Here’s the second part of our HPC technology predictions for next year. Missed the first part? No worries, you can still read it here: HPC Predictions for 2016 - Part 1
Olli-Pekka Lehto: Containers make custom environments easy
Containers can provide a mechanism that’s more lightweight than traditional virtualization for supporting custom compute environments in a platform-independent way. For example, users can run their own containers on HPC systems and HPC centers‘ can provide their software in containers for people to run on their laptops. There are also many other potential use cases to explore both on user application as well as systems management side.
During the last year the notion of having HPC workloads in containers (especially Docker) has gained increasing traction. Container support has been emerging including IBM’s container support with LSF and the User Defined Images service in NERSC, based on their Shifter software. The latter has also led Cray to announce nearly imminent support for containers on their XC systems.
There’s still a lot of work to do to and a lot of open questions. Thus I expect that next year will see a boom in pilot projects testing and refining containerization in a HPC context. We at CSC will definitely be testing these features in the upcoming year. I also predict that it will be almost certain that containers will become a standard feature of HPC systems within a couple of years, occupying a middle ground of use cases between full-on virtualization and “traditional” bare-metal HPC.
I recently also wrote a more detailed article about this topic.
Pekka Manninen: Increased application performance via burst I/O buffering
In HPC systems of today, there is a horrendous performance gap between DRAM-based main memory and the storage system, typically based on Lustre or similar parallel file system. On Lustre, the I/O bandwidth is very high because of its highly parallel design, but with a downside of pronounced I/O latency. This is due to the access over an interconnect plus the separate metadata server. In practice, this means that small and frequent I/O accesses are poisonous for application performance - and there are several algorithms and codes in scientific computing that require the small but frequent non-contiguous reads and writes.
These bottlenecks have been alleviated in the current generation of HPC systems by introducing some kind of local storage on a compute node; earlier by spinning disks and more recently by SSD (solid state disk) based technologies. Typically these options have been available only on mid-range cluster systems, since designs aimed towards the Top-100 systems cannot host these due to packaging density considerations. Furthermore, the local disk solutions are separate mount points i.e. separate directories. It has been up to the user or the application code to use the proper storage location.

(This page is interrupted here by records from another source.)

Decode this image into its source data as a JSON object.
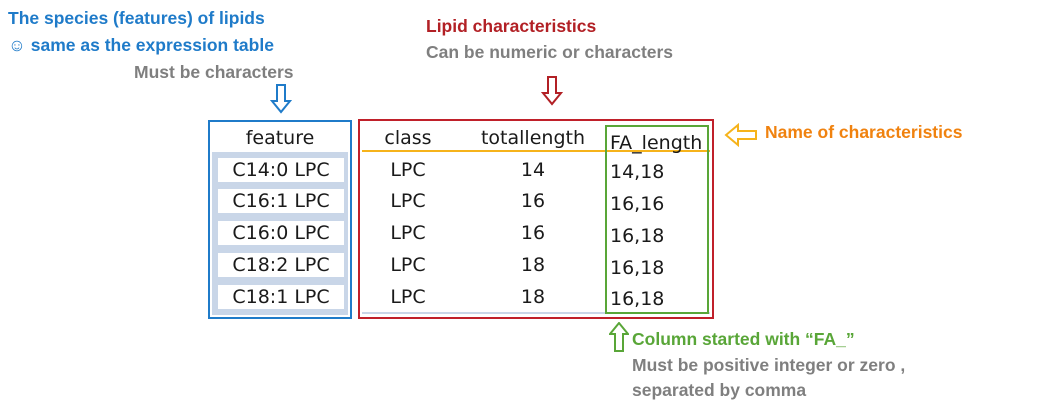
{
  "annotations": {
    "features_title": "The species (features) of lipids",
    "features_same": "same as the expression table",
    "features_smile": "☺",
    "features_rule": "Must be characters",
    "lipid_title": "Lipid characteristics",
    "lipid_rule": "Can be numeric or characters",
    "name_label": "Name of characteristics",
    "fa_title": "Column started with “FA_”",
    "fa_rule_1": "Must be positive integer or zero ,",
    "fa_rule_2": "separated by comma"
  },
  "table": {
    "headers": [
      "feature",
      "class",
      "totallength",
      "FA_length"
    ],
    "rows": [
      [
        "C14:0 LPC",
        "LPC",
        "14",
        "14,18"
      ],
      [
        "C16:1 LPC",
        "LPC",
        "16",
        "16,16"
      ],
      [
        "C16:0 LPC",
        "LPC",
        "16",
        "16,18"
      ],
      [
        "C18:2 LPC",
        "LPC",
        "18",
        "16,18"
      ],
      [
        "C18:1 LPC",
        "LPC",
        "18",
        "16,18"
      ]
    ]
  },
  "colors": {
    "feature_box": "#1f7bc9",
    "characteristics_box": "#c0202a",
    "header_line": "#f6b31b",
    "fa_box": "#59a638",
    "name_arrow": "#f6b31b"
  },
  "icons": {
    "features_arrow": "down-arrow-icon",
    "lipid_arrow": "down-arrow-icon",
    "name_arrow": "left-arrow-icon",
    "fa_arrow": "up-arrow-icon"
  }
}
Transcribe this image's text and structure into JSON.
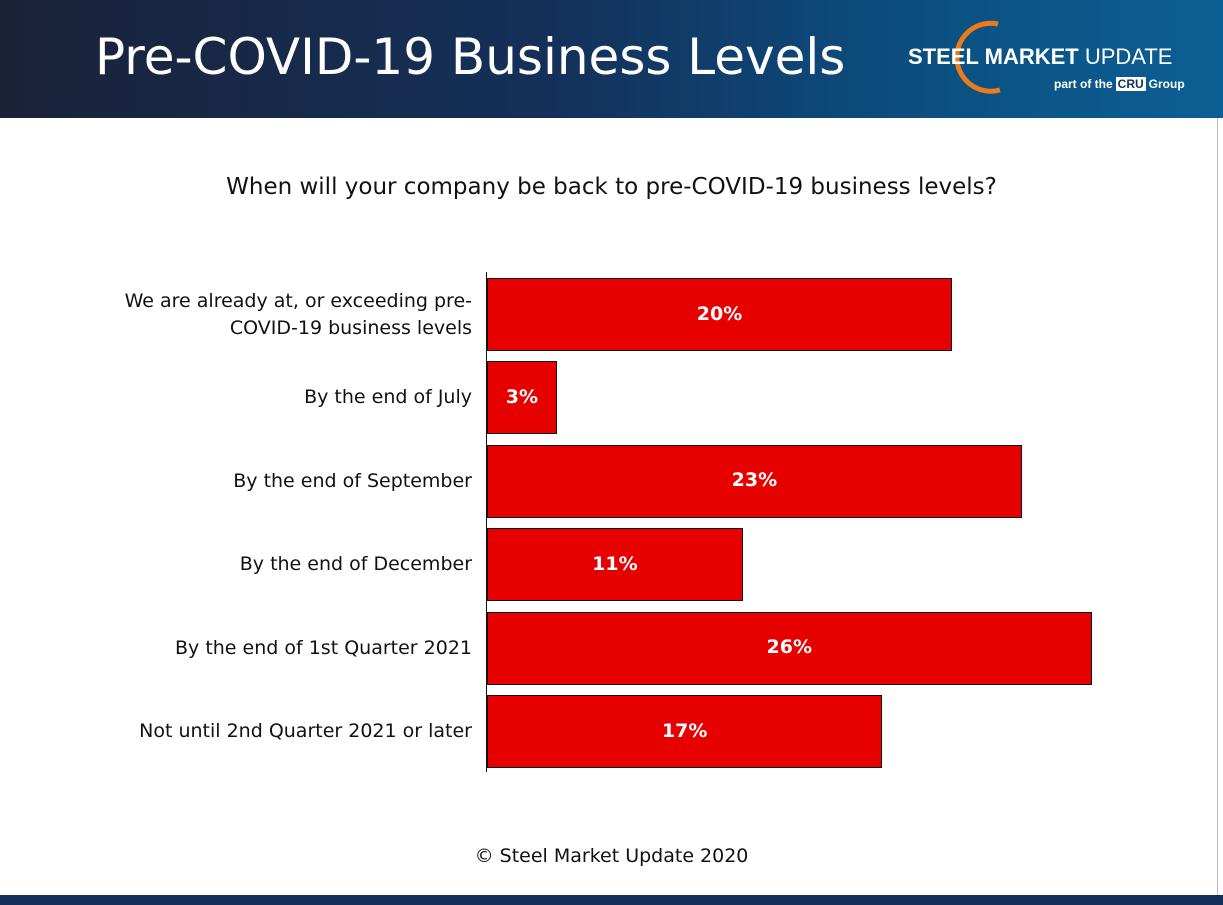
{
  "header": {
    "logo_bold": "STEEL MARKET",
    "logo_light": "UPDATE",
    "tagline_prefix": "part of the",
    "tagline_brand": "CRU",
    "tagline_suffix": "Group"
  },
  "chart_data": {
    "type": "bar",
    "orientation": "horizontal",
    "title": "Pre-COVID-19 Business Levels",
    "subtitle": "When will your company be back to pre-COVID-19 business levels?",
    "categories": [
      "We are already at, or exceeding pre-COVID-19 business levels",
      "By the end of July",
      "By the end of September",
      "By the end of December",
      "By the end of 1st Quarter 2021",
      "Not until 2nd Quarter 2021 or later"
    ],
    "values": [
      20,
      3,
      23,
      11,
      26,
      17
    ],
    "value_labels": [
      "20%",
      "3%",
      "23%",
      "11%",
      "26%",
      "17%"
    ],
    "color": "#e60000",
    "footer": "© Steel Market Update 2020"
  }
}
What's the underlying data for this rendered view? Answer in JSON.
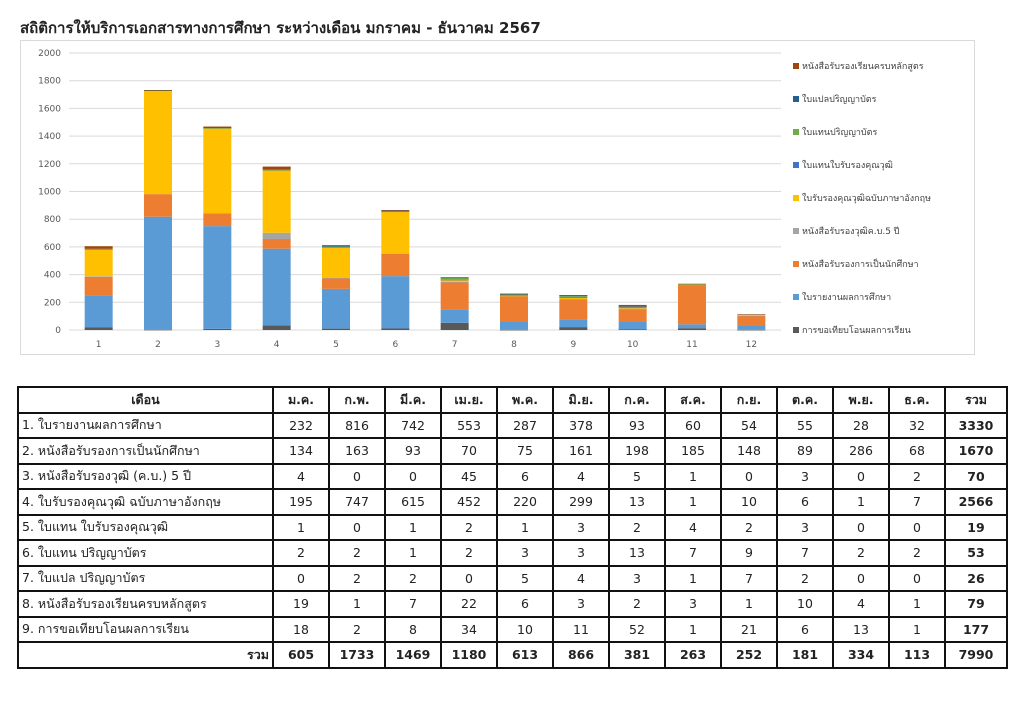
{
  "title": "สถิติการให้บริการเอกสารทางการศึกษา ระหว่างเดือน มกราคม - ธันวาคม 2567",
  "chart_data": {
    "type": "bar",
    "stacked": true,
    "categories": [
      "1",
      "2",
      "3",
      "4",
      "5",
      "6",
      "7",
      "8",
      "9",
      "10",
      "11",
      "12"
    ],
    "ylim": [
      0,
      2000
    ],
    "yticks": [
      0,
      200,
      400,
      600,
      800,
      1000,
      1200,
      1400,
      1600,
      1800,
      2000
    ],
    "grid": true,
    "legend_position": "right",
    "series": [
      {
        "name": "การขอเทียบโอนผลการเรียน",
        "color": "#595959",
        "values": [
          18,
          2,
          8,
          34,
          10,
          11,
          52,
          1,
          21,
          6,
          13,
          1
        ]
      },
      {
        "name": "ใบรายงานผลการศึกษา",
        "color": "#5b9bd5",
        "values": [
          232,
          816,
          742,
          553,
          287,
          378,
          93,
          60,
          54,
          55,
          28,
          32
        ]
      },
      {
        "name": "หนังสือรับรองการเป็นนักศึกษา",
        "color": "#ed7d31",
        "values": [
          134,
          163,
          93,
          70,
          75,
          161,
          198,
          185,
          148,
          89,
          286,
          68
        ]
      },
      {
        "name": "หนังสือรับรองวุฒิค.บ.5 ปี",
        "color": "#a5a5a5",
        "values": [
          4,
          0,
          0,
          45,
          6,
          4,
          5,
          1,
          0,
          3,
          0,
          2
        ]
      },
      {
        "name": "ใบรับรองคุณวุฒิฉบับภาษาอังกฤษ",
        "color": "#ffc000",
        "values": [
          195,
          747,
          615,
          452,
          220,
          299,
          13,
          1,
          10,
          6,
          1,
          7
        ]
      },
      {
        "name": "ใบแทนใบรับรองคุณวุฒิ",
        "color": "#4472c4",
        "values": [
          1,
          0,
          1,
          2,
          1,
          3,
          2,
          4,
          2,
          3,
          0,
          0
        ]
      },
      {
        "name": "ใบแทนปริญญาบัตร",
        "color": "#70ad47",
        "values": [
          2,
          2,
          1,
          2,
          3,
          3,
          13,
          7,
          9,
          7,
          2,
          2
        ]
      },
      {
        "name": "ใบแปลปริญญาบัตร",
        "color": "#255e91",
        "values": [
          0,
          2,
          2,
          0,
          5,
          4,
          3,
          1,
          7,
          2,
          0,
          0
        ]
      },
      {
        "name": "หนังสือรับรองเรียนครบหลักสูตร",
        "color": "#9e480e",
        "values": [
          19,
          1,
          7,
          22,
          6,
          3,
          2,
          3,
          1,
          10,
          4,
          1
        ]
      }
    ]
  },
  "table": {
    "header": [
      "เดือน",
      "ม.ค.",
      "ก.พ.",
      "มี.ค.",
      "เม.ย.",
      "พ.ค.",
      "มิ.ย.",
      "ก.ค.",
      "ส.ค.",
      "ก.ย.",
      "ต.ค.",
      "พ.ย.",
      "ธ.ค.",
      "รวม"
    ],
    "rows": [
      [
        "1. ใบรายงานผลการศึกษา",
        "232",
        "816",
        "742",
        "553",
        "287",
        "378",
        "93",
        "60",
        "54",
        "55",
        "28",
        "32",
        "3330"
      ],
      [
        "2. หนังสือรับรองการเป็นนักศึกษา",
        "134",
        "163",
        "93",
        "70",
        "75",
        "161",
        "198",
        "185",
        "148",
        "89",
        "286",
        "68",
        "1670"
      ],
      [
        "3. หนังสือรับรองวุฒิ (ค.บ.) 5 ปี",
        "4",
        "0",
        "0",
        "45",
        "6",
        "4",
        "5",
        "1",
        "0",
        "3",
        "0",
        "2",
        "70"
      ],
      [
        "4. ใบรับรองคุณวุฒิ ฉบับภาษาอังกฤษ",
        "195",
        "747",
        "615",
        "452",
        "220",
        "299",
        "13",
        "1",
        "10",
        "6",
        "1",
        "7",
        "2566"
      ],
      [
        "5. ใบแทน ใบรับรองคุณวุฒิ",
        "1",
        "0",
        "1",
        "2",
        "1",
        "3",
        "2",
        "4",
        "2",
        "3",
        "0",
        "0",
        "19"
      ],
      [
        "6. ใบแทน ปริญญาบัตร",
        "2",
        "2",
        "1",
        "2",
        "3",
        "3",
        "13",
        "7",
        "9",
        "7",
        "2",
        "2",
        "53"
      ],
      [
        "7. ใบแปล ปริญญาบัตร",
        "0",
        "2",
        "2",
        "0",
        "5",
        "4",
        "3",
        "1",
        "7",
        "2",
        "0",
        "0",
        "26"
      ],
      [
        "8. หนังสือรับรองเรียนครบหลักสูตร",
        "19",
        "1",
        "7",
        "22",
        "6",
        "3",
        "2",
        "3",
        "1",
        "10",
        "4",
        "1",
        "79"
      ],
      [
        "9. การขอเทียบโอนผลการเรียน",
        "18",
        "2",
        "8",
        "34",
        "10",
        "11",
        "52",
        "1",
        "21",
        "6",
        "13",
        "1",
        "177"
      ],
      [
        "รวม",
        "605",
        "1733",
        "1469",
        "1180",
        "613",
        "866",
        "381",
        "263",
        "252",
        "181",
        "334",
        "113",
        "7990"
      ]
    ]
  }
}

Next year will bring some improvements to the situation by introducing more levels to the storage hierarchy, between the main memory and the Lustre-type file system. For instance, Cray is introducing to the current XC family of supercomputers (for which addition of compute node disks of any kind has not been possible) their DataWarp technology, which is a flash-based burst I/O buffering and a cache level for Lustre. The final version of the technology will be fully transparent to the application, DataWarp absorbing all the bursty I/O and taking it to the Lustre in the background, and being also capable of prefetching data. DDN will hit the market with their Infinite Memory Engine solution, aiming at providing similar outcome but with a different philosophy.
Early versions of these technologies have shown very promising performance benefits for real-world applications. CSC’s Cray XC “Sisu” will get two DataWarp blades in mid-January in order to experiment with the burst buffer technology. The prediction? These technologies will become more or less an auto-include in systems aimed for hosting real-world, heterogeneous workloads deployed in 2016!
Olli-Pekka Lehto: Alternative processors inching to the mainstream
Let’s face it: Intel is completely dominating the processor scene in the HPC server market. However, serious challengers are in the horizon with multiple ARM vendors (Broadcom, Cavium, etc.) building increasingly capable processors. Also increasingly capable HPC prototype systems are being developed, most prominently within the pan-European Mont Blanc project. Furthermore IBM has opened up their POWER processor ecosystem via the very active OpenPOWER consortium and is closely partnering with NVidia to tightly integrate GPUs. Time seems to be ripe for some of these challengers to really step up.
On the flipside, there is such a large inertia built around Intel and the related ecosystem that I expect that in the near future there will not be a huge surge of systems in the HPC space featuring such alternative processor architectures.
That said, these challengers to Intel’s throne will continue build up momentum in the datacenters of web-scale IT companies like Facebook, Rackspace and Google. The massive amounts of hardware that these giants consume will surely drive economies of scale and probably make these chips very attractive from a price/performance standpoint for the HPC market as well.